THIS JUST IN … Northern Sierra Precipitation Sets Water Year Record
Apr 13, 2017 at 2:00pm
Maven, Maven's Notebook
Atmospheric Rivers Pushed Total to 89.7 Inches since October 1
Never in nearly a century of Department of Water Resources (DWR) recordkeeping has so much precipitation fallen in the northern Sierra in a water year. DWR reported today that 89.7 inches of precipitation – rain and snowmelt – has been recorded by the eight weather stations it has monitored continuously since 1920 from Shasta Lake to the American River basin.
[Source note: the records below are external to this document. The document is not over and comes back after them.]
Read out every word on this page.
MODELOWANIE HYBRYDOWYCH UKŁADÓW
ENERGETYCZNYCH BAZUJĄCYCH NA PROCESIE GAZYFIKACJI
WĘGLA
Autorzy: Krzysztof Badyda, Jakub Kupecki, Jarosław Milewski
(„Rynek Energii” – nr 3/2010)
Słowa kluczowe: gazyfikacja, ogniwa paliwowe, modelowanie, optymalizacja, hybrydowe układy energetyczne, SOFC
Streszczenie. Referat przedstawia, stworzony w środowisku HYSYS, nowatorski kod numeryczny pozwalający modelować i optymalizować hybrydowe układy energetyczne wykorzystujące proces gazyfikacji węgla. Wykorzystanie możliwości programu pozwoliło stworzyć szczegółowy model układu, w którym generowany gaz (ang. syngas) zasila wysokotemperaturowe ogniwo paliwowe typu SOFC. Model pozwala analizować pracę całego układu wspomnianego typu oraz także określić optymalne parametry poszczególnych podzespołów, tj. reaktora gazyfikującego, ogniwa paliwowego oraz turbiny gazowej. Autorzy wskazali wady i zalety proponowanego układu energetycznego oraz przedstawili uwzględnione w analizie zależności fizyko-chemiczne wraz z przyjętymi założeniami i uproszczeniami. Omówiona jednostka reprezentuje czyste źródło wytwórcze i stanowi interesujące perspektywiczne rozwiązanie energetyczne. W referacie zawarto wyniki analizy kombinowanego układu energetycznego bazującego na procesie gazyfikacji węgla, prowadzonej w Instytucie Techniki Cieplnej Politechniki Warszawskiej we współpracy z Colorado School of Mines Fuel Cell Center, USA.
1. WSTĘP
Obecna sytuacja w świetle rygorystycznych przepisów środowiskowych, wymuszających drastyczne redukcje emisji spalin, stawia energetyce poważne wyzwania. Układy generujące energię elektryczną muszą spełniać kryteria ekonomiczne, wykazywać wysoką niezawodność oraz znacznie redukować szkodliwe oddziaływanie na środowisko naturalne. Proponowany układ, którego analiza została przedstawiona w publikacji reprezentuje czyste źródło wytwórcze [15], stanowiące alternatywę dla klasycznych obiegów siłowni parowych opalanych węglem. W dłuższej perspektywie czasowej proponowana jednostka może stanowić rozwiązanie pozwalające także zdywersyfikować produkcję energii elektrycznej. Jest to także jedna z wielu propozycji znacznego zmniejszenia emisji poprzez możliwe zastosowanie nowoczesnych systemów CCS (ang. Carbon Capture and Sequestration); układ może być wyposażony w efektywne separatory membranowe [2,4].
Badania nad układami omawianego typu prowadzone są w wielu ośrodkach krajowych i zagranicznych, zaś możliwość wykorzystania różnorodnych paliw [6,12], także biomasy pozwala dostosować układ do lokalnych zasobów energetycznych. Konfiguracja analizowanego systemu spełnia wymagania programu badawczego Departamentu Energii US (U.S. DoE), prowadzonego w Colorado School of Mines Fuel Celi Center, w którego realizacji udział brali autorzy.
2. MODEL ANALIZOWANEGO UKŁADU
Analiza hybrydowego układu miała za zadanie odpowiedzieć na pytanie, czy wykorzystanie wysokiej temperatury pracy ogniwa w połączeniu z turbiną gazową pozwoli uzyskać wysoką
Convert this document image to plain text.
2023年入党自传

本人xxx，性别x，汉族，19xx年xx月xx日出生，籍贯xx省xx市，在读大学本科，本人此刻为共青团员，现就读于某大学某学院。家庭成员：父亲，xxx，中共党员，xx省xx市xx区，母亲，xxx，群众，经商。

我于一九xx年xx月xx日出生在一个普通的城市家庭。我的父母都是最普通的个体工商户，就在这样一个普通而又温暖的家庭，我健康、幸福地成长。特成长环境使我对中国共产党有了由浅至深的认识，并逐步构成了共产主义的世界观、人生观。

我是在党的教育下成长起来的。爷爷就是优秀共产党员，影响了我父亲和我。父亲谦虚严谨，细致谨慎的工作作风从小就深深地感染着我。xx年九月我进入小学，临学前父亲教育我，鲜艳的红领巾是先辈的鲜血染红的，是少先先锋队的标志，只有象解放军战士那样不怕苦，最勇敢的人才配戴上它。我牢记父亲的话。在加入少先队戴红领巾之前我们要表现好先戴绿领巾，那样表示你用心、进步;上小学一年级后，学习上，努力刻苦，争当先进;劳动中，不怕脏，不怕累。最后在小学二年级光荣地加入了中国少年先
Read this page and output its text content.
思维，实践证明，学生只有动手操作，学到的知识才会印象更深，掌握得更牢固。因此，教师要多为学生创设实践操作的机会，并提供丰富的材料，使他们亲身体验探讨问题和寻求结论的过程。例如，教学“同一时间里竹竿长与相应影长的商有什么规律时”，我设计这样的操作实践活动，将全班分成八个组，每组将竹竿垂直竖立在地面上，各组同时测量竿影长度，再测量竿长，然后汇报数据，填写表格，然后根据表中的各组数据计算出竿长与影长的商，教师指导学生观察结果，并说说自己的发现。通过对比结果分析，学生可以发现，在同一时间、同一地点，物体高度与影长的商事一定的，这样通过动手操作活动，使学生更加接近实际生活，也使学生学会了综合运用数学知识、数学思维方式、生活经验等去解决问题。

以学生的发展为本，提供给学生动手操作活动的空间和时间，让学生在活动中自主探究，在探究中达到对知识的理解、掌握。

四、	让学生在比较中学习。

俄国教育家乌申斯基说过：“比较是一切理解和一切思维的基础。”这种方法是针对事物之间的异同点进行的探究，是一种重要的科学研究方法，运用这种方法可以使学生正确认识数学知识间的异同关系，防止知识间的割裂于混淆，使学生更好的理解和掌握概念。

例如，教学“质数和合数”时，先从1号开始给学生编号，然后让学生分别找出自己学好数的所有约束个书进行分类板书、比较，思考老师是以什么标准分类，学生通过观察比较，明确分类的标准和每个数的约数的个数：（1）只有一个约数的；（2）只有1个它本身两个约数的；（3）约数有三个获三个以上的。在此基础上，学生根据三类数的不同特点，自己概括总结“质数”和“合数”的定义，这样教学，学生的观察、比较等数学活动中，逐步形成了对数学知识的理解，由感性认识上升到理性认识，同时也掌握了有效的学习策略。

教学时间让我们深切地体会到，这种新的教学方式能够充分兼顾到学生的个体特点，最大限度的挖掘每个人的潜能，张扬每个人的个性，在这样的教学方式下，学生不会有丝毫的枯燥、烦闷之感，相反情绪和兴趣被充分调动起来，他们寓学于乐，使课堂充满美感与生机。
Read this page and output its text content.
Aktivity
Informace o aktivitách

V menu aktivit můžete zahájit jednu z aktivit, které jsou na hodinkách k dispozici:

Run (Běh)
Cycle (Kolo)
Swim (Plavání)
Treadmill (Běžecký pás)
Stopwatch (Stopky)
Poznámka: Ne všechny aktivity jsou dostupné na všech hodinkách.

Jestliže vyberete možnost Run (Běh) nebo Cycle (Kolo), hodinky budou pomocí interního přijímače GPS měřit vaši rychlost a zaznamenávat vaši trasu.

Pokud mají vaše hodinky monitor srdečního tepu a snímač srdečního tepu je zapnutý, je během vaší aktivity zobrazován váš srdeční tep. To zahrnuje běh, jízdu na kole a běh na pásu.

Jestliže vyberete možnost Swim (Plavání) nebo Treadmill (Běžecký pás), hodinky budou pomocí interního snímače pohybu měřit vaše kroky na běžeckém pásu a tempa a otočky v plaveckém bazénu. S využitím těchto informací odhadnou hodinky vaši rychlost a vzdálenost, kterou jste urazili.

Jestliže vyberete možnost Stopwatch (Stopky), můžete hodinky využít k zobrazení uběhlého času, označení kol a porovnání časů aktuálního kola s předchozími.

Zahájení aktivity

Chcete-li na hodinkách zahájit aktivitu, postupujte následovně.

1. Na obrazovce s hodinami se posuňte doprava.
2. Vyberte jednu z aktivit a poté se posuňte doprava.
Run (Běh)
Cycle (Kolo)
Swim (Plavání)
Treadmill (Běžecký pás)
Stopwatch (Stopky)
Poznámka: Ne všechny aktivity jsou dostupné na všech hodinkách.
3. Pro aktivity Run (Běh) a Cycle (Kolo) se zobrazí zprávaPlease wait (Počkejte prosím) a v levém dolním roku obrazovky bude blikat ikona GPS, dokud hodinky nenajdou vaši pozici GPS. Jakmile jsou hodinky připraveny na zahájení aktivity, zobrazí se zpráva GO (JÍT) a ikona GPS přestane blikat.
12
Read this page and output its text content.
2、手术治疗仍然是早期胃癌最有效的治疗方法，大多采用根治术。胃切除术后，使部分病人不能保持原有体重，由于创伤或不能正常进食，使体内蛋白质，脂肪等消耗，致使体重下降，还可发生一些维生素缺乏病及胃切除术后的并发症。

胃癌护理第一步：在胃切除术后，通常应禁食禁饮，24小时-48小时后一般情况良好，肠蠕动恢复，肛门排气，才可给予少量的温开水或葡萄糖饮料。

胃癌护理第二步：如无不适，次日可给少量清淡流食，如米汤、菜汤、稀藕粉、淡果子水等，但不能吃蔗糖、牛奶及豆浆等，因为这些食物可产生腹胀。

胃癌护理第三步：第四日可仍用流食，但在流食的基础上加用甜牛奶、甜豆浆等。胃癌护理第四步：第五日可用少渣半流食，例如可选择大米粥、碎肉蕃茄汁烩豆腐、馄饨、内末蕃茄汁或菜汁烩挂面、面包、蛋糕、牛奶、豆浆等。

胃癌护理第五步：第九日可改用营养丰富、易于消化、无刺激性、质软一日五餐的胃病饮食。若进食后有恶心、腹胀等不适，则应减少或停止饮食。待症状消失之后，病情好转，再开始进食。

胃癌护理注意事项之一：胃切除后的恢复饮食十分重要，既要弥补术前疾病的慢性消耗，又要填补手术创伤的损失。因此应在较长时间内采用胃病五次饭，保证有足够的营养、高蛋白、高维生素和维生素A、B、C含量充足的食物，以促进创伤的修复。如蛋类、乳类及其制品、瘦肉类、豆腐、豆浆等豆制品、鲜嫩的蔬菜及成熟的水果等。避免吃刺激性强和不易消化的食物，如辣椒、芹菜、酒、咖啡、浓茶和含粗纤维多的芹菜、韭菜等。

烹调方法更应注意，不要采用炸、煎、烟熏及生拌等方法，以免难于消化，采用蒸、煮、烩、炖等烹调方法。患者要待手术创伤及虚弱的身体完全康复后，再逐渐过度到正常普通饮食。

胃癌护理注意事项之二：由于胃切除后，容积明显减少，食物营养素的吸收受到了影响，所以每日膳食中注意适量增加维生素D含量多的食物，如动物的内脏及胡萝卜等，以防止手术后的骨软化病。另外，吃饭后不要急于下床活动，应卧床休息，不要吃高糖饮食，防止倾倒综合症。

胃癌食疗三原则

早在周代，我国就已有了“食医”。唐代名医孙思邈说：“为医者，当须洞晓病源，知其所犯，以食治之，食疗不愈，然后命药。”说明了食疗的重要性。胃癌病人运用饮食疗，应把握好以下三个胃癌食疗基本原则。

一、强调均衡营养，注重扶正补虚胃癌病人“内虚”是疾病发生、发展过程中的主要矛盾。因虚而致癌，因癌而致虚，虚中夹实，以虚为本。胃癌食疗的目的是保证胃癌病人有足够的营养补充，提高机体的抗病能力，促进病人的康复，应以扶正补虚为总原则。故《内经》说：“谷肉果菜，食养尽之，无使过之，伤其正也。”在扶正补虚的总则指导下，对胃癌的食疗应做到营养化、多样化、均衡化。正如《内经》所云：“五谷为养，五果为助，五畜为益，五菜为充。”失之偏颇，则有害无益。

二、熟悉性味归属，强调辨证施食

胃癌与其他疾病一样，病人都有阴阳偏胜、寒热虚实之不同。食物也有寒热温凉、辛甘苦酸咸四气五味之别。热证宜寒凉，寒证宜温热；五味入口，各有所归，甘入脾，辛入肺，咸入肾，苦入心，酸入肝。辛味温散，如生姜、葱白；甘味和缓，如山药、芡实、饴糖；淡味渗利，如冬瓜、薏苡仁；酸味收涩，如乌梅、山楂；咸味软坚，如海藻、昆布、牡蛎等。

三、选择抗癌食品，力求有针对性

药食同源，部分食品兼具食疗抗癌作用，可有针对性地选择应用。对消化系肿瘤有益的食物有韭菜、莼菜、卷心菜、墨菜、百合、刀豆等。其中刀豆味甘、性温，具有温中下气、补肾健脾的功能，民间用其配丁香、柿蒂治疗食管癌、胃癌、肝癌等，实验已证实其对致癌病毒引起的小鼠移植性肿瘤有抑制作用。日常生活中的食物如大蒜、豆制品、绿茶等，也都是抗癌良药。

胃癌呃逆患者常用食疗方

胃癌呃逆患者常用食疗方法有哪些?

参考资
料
Today’s total surpassed the previous record of 88.5 inches recorded in the entirety of Water Year 1983. The region’s annual average is 50 inches.
California traditionally receives 30 to 50 percent of its annual precipitation from atmospheric rivers (ARs), long and relatively narrow “rivers in the sky” laden with moisture that blow in from the Pacific. The West Coast experienced 46 ARs between October 1 and March 31, the first six months of Water Year 2017. Nearly one-third of the total were “strong” (13) or “extreme” (3) ARs.
DWR’s 5-station San Joaquin index is keeping pace with Water Year 1983’s record total of 77.4 inches in the region. Today’s total of 68.2 inches among the stations is 194 percent of the average precipitation recorded by today’s date during the water year and far exceeds the San Joaquin annual average of 40.8 inches.